Девушки запели:
Благодари Его за то, что стал тебе крепкой стеной, и не ной!
Умрут губители и сгинут мучители, Он же укроет вас от бедствий!
Благодари Бога за то, что не оставил вас и поселился с вами.
Звали его Серафим и открыл вам глаза.
Он судит вас, но не покинут вас, даже когда вы в дурных мыслях.
Он утвердил вас, и тайну истины укрепил в вашем сердце.
И скоро уже Бог рассудит ваше горе, распознав ваши беды.
И спасет душу бедняка в логове львов, что, как меч, заострили свой язык.
Но Бог заградит их зубы, чтобы не растерзали душу бедняка и нищего, и убрал их язык.
И он превратит бурю в затишье, и душу неимущего спасет, как тело из пасти львов.
Среди Дюжины, которую ты ищешь, будут мужчины.
Среди Дюжины будут и женщины.
И ты сам удивишься тому, кто будет в ней!
После этого девушки, рассыпавшись по поляне, стали со звонким смехом собирать цветы, возникшие словно из ниоткуда, и плести из них венки. Играть в прятки и догонялки. Звонко смеясь, одевать венки на Лоринкова, тормошить его, щипать, и гладить по щекам.
Шалуньи, — говорил Лоринков.
Девушки смеялись и веселились еще больше. Сплетя из своих кос сети, набрасывали они их на Лоринкова, играли в ручеек, салки, и касались человека все откровеннее. Богини, думал Лоринков, затаив дыхание.
Человек, найди Дюжину, — говорили они.
И вернешься к людям, — пели богини.
Будешь глядеть на улыбки женщин.
И вернешь улыбки женщин в Молдавию!
Лоринков, счастливый, кивал и тянул к нимфам руки, но девушки ускользали, словно ручей, а потом и правда превращались в ручей. Глубокий, прозрачный, серебристый, он звенел, бросая воду пригоршнями на камни под прохладным ноябрьским небом Молдавии. Нимфы, нимфы, грустно качал головой Лоринков, присев у воды, и, слыша за спиной смешки, оборачивался. Они — все двенадцать — прятались за деревьями, и грациозно выставляли из–за стволов обнаженные ножки. О, радостно кричал Лоринков, и со смехом бежал за прелестницами, падая лицом в охапки теплых почему–то осенних листьев. Девушки же набрасывались на него, тормошили его и смеялись, тормошили, тормош…
Вставайте же, да вставайте же! — тормошил его Петреску.
Лоринков со свинцовой — как всегда после видений, — головой поднялся. Он лежал у погасшего костра лицом в куче холодных листьев, рубашка его была расстегнута на груди.
Что это со мной? — спросил он Петреску.
У вас, видимо, было видение, — объяснил лейтенант, — вы лежали, счастливо улыбаясь, у огня, пускали слюни и все бормотали что–то насчет каких–то шалуний.

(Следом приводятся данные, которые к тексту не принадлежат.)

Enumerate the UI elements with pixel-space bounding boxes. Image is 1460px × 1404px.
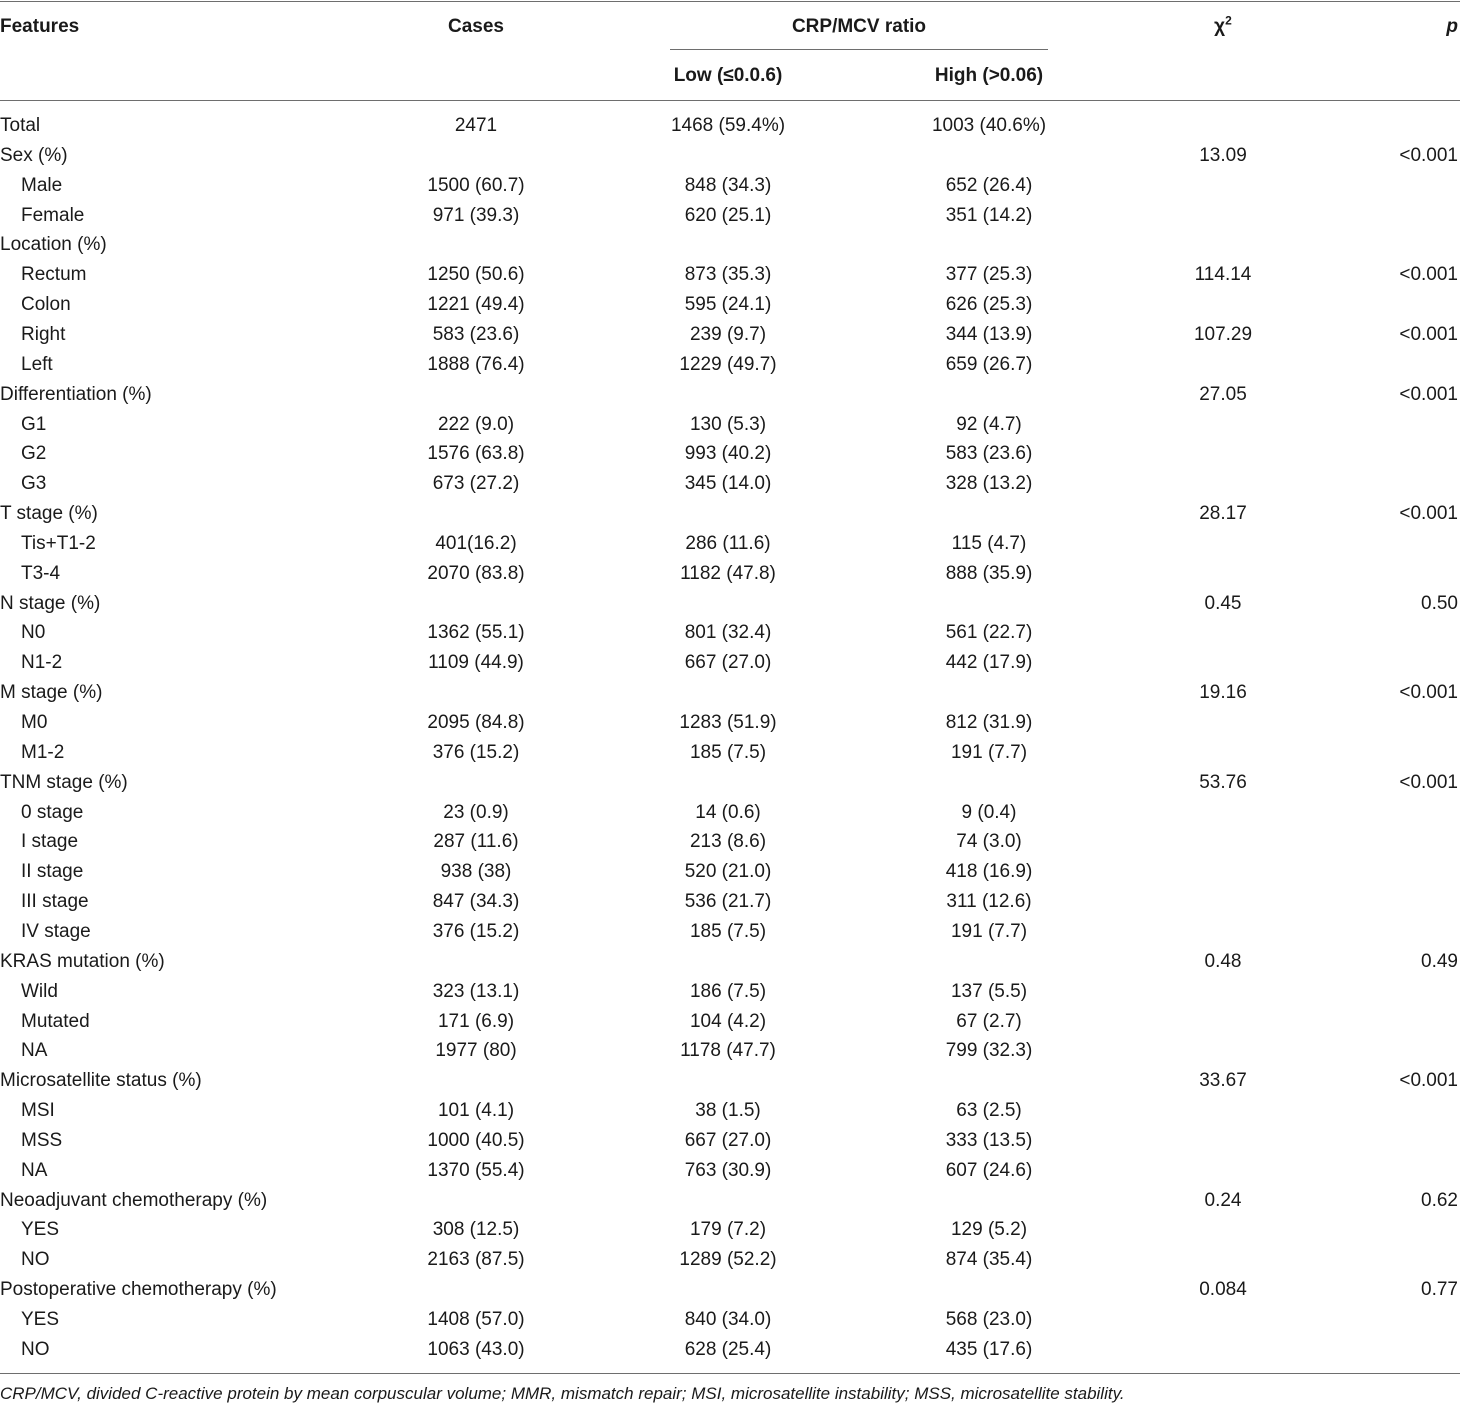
row-p-value: 0.49 <box>1421 951 1458 972</box>
row-feature: YES <box>21 1309 60 1330</box>
row-feature: Rectum <box>21 264 87 285</box>
row-cases: 2471 <box>454 115 498 136</box>
row-feature: I stage <box>21 831 79 852</box>
row-cases: 2070 (83.8) <box>427 563 525 584</box>
row-chi-square: 0.24 <box>1204 1190 1242 1211</box>
row-cases: 222 (9.0) <box>437 414 515 435</box>
row-high: 92 (4.7) <box>956 414 1022 435</box>
row-chi-square: 107.29 <box>1193 324 1253 345</box>
header-crp-mcv-ratio: CRP/MCV ratio <box>791 16 927 37</box>
top-rule <box>0 1 1460 2</box>
row-chi-square: 0.48 <box>1204 951 1242 972</box>
group-rule <box>670 49 1048 50</box>
row-feature: Microsatellite status (%) <box>0 1070 202 1091</box>
row-feature: N1-2 <box>21 652 63 673</box>
row-low: 213 (8.6) <box>689 831 767 852</box>
row-high: 626 (25.3) <box>945 294 1033 315</box>
row-feature: TNM stage (%) <box>0 772 128 793</box>
row-high: 115 (4.7) <box>951 533 1027 554</box>
row-chi-square: 27.05 <box>1199 384 1247 405</box>
header-cases: Cases <box>448 16 504 37</box>
row-cases: 1109 (44.9) <box>428 652 524 673</box>
row-high: 74 (3.0) <box>956 831 1022 852</box>
row-feature: Total <box>0 115 41 136</box>
row-chi-square: 53.76 <box>1199 772 1247 793</box>
row-low: 1289 (52.2) <box>679 1249 777 1270</box>
row-low: 179 (7.2) <box>689 1219 767 1240</box>
row-feature: 0 stage <box>21 802 84 823</box>
row-high: 659 (26.7) <box>945 354 1033 375</box>
row-high: 799 (32.3) <box>945 1040 1033 1061</box>
row-cases: 673 (27.2) <box>432 473 520 494</box>
row-feature: Right <box>21 324 66 345</box>
row-high: 377 (25.3) <box>945 264 1033 285</box>
row-high: 137 (5.5) <box>950 981 1028 1002</box>
row-low: 520 (21.0) <box>684 861 772 882</box>
bottom-rule <box>0 1373 1460 1374</box>
row-feature: YES <box>21 1219 60 1240</box>
row-low: 763 (30.9) <box>684 1160 772 1181</box>
chi-superscript: 2 <box>1225 13 1232 28</box>
row-feature: Postoperative chemotherapy (%) <box>0 1279 277 1300</box>
header-low: Low (≤0.0.6) <box>673 65 783 86</box>
row-p-value: <0.001 <box>1399 145 1458 166</box>
row-feature: M1-2 <box>21 742 65 763</box>
row-high: 418 (16.9) <box>945 861 1033 882</box>
row-cases: 1362 (55.1) <box>427 622 525 643</box>
row-feature: Neoadjuvant chemotherapy (%) <box>0 1190 268 1211</box>
row-low: 667 (27.0) <box>684 652 772 673</box>
row-feature: Location (%) <box>0 234 107 255</box>
row-cases: 847 (34.3) <box>432 891 520 912</box>
row-low: 536 (21.7) <box>684 891 772 912</box>
row-high: 67 (2.7) <box>956 1011 1022 1032</box>
row-cases: 1221 (49.4) <box>427 294 525 315</box>
row-chi-square: 114.14 <box>1194 264 1252 285</box>
row-feature: NA <box>21 1040 48 1061</box>
row-high: 1003 (40.6%) <box>931 115 1047 136</box>
row-feature: Female <box>21 205 85 226</box>
header-rule <box>0 100 1460 101</box>
row-feature: MSI <box>21 1100 55 1121</box>
row-cases: 583 (23.6) <box>432 324 520 345</box>
row-feature: T3-4 <box>21 563 61 584</box>
header-chi-square <box>1214 13 1232 37</box>
row-low: 1178 (47.7) <box>680 1040 776 1061</box>
row-feature: KRAS mutation (%) <box>0 951 165 972</box>
footnote: CRP/MCV, divided C-reactive protein by mean corpuscular volume; MMR, mismatch repair; MSI, microsatellite instability; MSS, microsatellite stability. <box>0 1384 1125 1403</box>
row-feature: M stage (%) <box>0 682 103 703</box>
row-cases: 1250 (50.6) <box>427 264 525 285</box>
row-high: 888 (35.9) <box>945 563 1033 584</box>
row-p-value: <0.001 <box>1399 324 1458 345</box>
row-low: 848 (34.3) <box>684 175 772 196</box>
row-low: 620 (25.1) <box>684 205 772 226</box>
row-feature: Colon <box>21 294 71 315</box>
row-feature: Left <box>21 354 53 375</box>
row-cases: 401(16.2) <box>435 533 517 554</box>
row-cases: 376 (15.2) <box>432 921 520 942</box>
row-high: 652 (26.4) <box>945 175 1033 196</box>
row-feature: NO <box>21 1249 50 1270</box>
row-high: 442 (17.9) <box>945 652 1033 673</box>
row-high: 351 (14.2) <box>945 205 1033 226</box>
row-low: 38 (1.5) <box>695 1100 761 1121</box>
row-cases: 287 (11.6) <box>433 831 519 852</box>
row-high: 191 (7.7) <box>950 742 1028 763</box>
row-p-value: 0.62 <box>1421 1190 1458 1211</box>
row-high: 311 (12.6) <box>946 891 1032 912</box>
row-low: 801 (32.4) <box>684 622 772 643</box>
row-low: 14 (0.6) <box>695 802 761 823</box>
row-low: 185 (7.5) <box>689 921 767 942</box>
row-feature: Wild <box>21 981 58 1002</box>
row-p-value: 0.50 <box>1421 593 1458 614</box>
row-low: 873 (35.3) <box>684 264 772 285</box>
row-chi-square: 33.67 <box>1199 1070 1247 1091</box>
row-cases: 971 (39.3) <box>432 205 520 226</box>
row-chi-square: 13.09 <box>1199 145 1247 166</box>
row-high: 328 (13.2) <box>945 473 1033 494</box>
row-low: 239 (9.7) <box>689 324 767 345</box>
row-p-value: <0.001 <box>1399 772 1458 793</box>
row-low: 595 (24.1) <box>684 294 772 315</box>
row-high: 874 (35.4) <box>945 1249 1033 1270</box>
row-feature: T stage (%) <box>0 503 98 524</box>
row-cases: 1977 (80) <box>435 1040 517 1061</box>
row-low: 840 (34.0) <box>684 1309 772 1330</box>
row-cases: 938 (38) <box>440 861 512 882</box>
chi-symbol: χ <box>1214 16 1226 37</box>
row-low: 667 (27.0) <box>684 1130 772 1151</box>
row-cases: 308 (12.5) <box>432 1219 520 1240</box>
row-feature: Differentiation (%) <box>0 384 152 405</box>
row-cases: 2163 (87.5) <box>427 1249 525 1270</box>
row-low: 993 (40.2) <box>684 443 772 464</box>
row-cases: 23 (0.9) <box>443 802 509 823</box>
row-low: 1182 (47.8) <box>680 563 776 584</box>
row-feature: Sex (%) <box>0 145 68 166</box>
row-high: 344 (13.9) <box>945 324 1033 345</box>
row-cases: 376 (15.2) <box>432 742 520 763</box>
row-feature: II stage <box>21 861 84 882</box>
header-p-value: p <box>1446 16 1458 37</box>
row-feature: M0 <box>21 712 48 733</box>
row-high: 435 (17.6) <box>945 1339 1033 1360</box>
row-cases: 1063 (43.0) <box>427 1339 525 1360</box>
header-high: High (>0.06) <box>934 65 1044 86</box>
row-feature: Tis+T1-2 <box>21 533 96 554</box>
row-feature: Mutated <box>21 1011 90 1032</box>
row-high: 9 (0.4) <box>961 802 1017 823</box>
row-p-value: <0.001 <box>1399 503 1458 524</box>
row-cases: 171 (6.9) <box>437 1011 515 1032</box>
row-feature: NO <box>21 1339 50 1360</box>
row-feature: MSS <box>21 1130 63 1151</box>
row-high: 568 (23.0) <box>945 1309 1033 1330</box>
row-cases: 1500 (60.7) <box>427 175 525 196</box>
row-high: 191 (7.7) <box>950 921 1028 942</box>
header-features: Features <box>0 16 80 37</box>
row-high: 333 (13.5) <box>945 1130 1033 1151</box>
row-cases: 323 (13.1) <box>432 981 520 1002</box>
row-feature: IV stage <box>21 921 91 942</box>
row-low: 186 (7.5) <box>689 981 767 1002</box>
row-high: 607 (24.6) <box>945 1160 1033 1181</box>
row-low: 130 (5.3) <box>689 414 767 435</box>
row-p-value: <0.001 <box>1399 384 1458 405</box>
row-chi-square: 28.17 <box>1199 503 1247 524</box>
row-cases: 1888 (76.4) <box>427 354 525 375</box>
row-high: 812 (31.9) <box>945 712 1033 733</box>
row-p-value: <0.001 <box>1399 682 1458 703</box>
row-cases: 2095 (84.8) <box>427 712 525 733</box>
row-high: 63 (2.5) <box>956 1100 1022 1121</box>
row-feature: N stage (%) <box>0 593 101 614</box>
row-low: 345 (14.0) <box>684 473 772 494</box>
row-low: 185 (7.5) <box>689 742 767 763</box>
row-chi-square: 0.45 <box>1204 593 1242 614</box>
row-p-value: <0.001 <box>1399 264 1458 285</box>
row-feature: Male <box>21 175 63 196</box>
row-feature: G3 <box>21 473 47 494</box>
row-cases: 1408 (57.0) <box>427 1309 525 1330</box>
row-cases: 1370 (55.4) <box>427 1160 525 1181</box>
row-low: 104 (4.2) <box>689 1011 767 1032</box>
row-feature: G2 <box>21 443 47 464</box>
row-cases: 1000 (40.5) <box>427 1130 525 1151</box>
row-p-value: 0.77 <box>1421 1279 1458 1300</box>
row-chi-square: 19.16 <box>1199 682 1247 703</box>
row-cases: 101 (4.1) <box>437 1100 515 1121</box>
row-p-value: <0.001 <box>1399 1070 1458 1091</box>
row-low: 1229 (49.7) <box>679 354 777 375</box>
row-feature: III stage <box>21 891 89 912</box>
row-feature: G1 <box>21 414 47 435</box>
row-feature: NA <box>21 1160 48 1181</box>
row-high: 129 (5.2) <box>950 1219 1028 1240</box>
row-low: 1468 (59.4%) <box>670 115 786 136</box>
row-low: 628 (25.4) <box>684 1339 772 1360</box>
row-low: 1283 (51.9) <box>679 712 777 733</box>
row-high: 583 (23.6) <box>945 443 1033 464</box>
row-high: 561 (22.7) <box>945 622 1033 643</box>
row-feature: N0 <box>21 622 46 643</box>
row-chi-square: 0.084 <box>1199 1279 1247 1300</box>
row-low: 286 (11.6) <box>685 533 771 554</box>
row-cases: 1576 (63.8) <box>427 443 525 464</box>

Ну а и потом вы решили раздеться, — сказал Петреску, — так что мне пришлось вас силой сдерживать.
Гм, — сказал Лоринков.
Зря вы меня разбудили, — в порыве искренности сказал он добродетельному лейтенанту.
Посмотрите лучше, что за лесом, — сказал Петреску.
Мужчины, прячась за деревьями, совсем как нимфы из видения Лоринкова, подошли к краю приграничной полосы. Ниже, в километре от нее, по дороге вилась лента, состоявшая из людей. Впереди они несли огромную хоругвь. Многие держали в руках плакаты. Прищурившись, близорукий Лоринков прочитал некоторые из них. «Исход — сила», «Серафим — Отец», «Касауцам — новую религию».
Невероятно, — сказал Лоринков.
Крестный ход «исходников», — кивнул Петреску.
В этом районе «исходничество» уже государственная религия, — сказал он.
Это наш шанс, — сказал быстро соображавший лейтенант.
Они следуют в Касауцы, и, судя по всему, будут пропущены, — сказал он.
Паломники, видно, ходили к святым местам, — догадался лейтенант.
Раздевайтесь, быстро, — велел он писателю.
Это еще зачем? — тупо спросил Лоринков.
Да не догола, — терпеливо объяснил Петреску, ехидно добавив, — хотя всего полчаса назад вы готовы были проделать это де…
Раздеваюсь, раздеваюсь, — сказал Лоринков.
Спустя полчаса, когда процессия поравнялось с лесом, Лоринков и Петреску, в рванье, рывком поднялись из канавы, и пристроились к хвосту шествия. Народу там было много, так что на двух новых бродяг никто не обратил внимания.